Berlin Corona

Nach Medienberichten sind die Verhandlungen von SPD, Linken und Grünen zum Mobilitätsgesetz gescheitert. Hierzu erklärt der Landesvorsitzende und Spitzenkandidat der Berliner CDU, Kai Wegner:

„SPD, Linke und Grüne sind handlungsunfähig. Einmal mehr ist Rot-Rot-Grün gescheitert. Die Senatsparteien streiten, statt sich um die Probleme in dieser Stadt zu kümmern. Außer gegenseitige Schuldzuweisungen haben die Berlinerinnen und Berliner nichts mehr von diesem Senat zu erwarten.
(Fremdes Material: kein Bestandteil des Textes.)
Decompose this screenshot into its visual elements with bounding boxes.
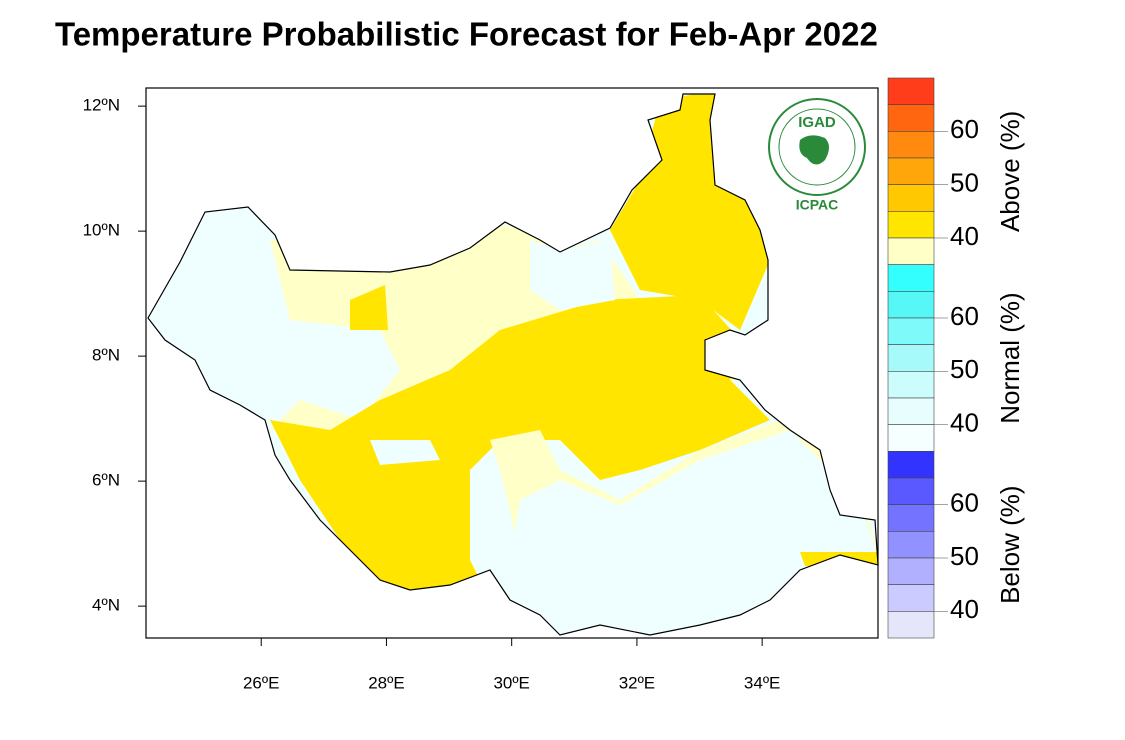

Einmal mehr zeigt sich, wie dringend Berlin einen Neustart braucht. Den Neustart für Berlin gibt es nur mit einer starken CDU. Wer City-Maut, ÖPNV-Zwangsticket und immer weitere Bevormundung ablehnt, muss CDU wählen. Andernfalls werden die Berlinerinnen und Berliner nach der Wahl mit rot-rot-grünen Anti-Auto-Projekten gegängelt.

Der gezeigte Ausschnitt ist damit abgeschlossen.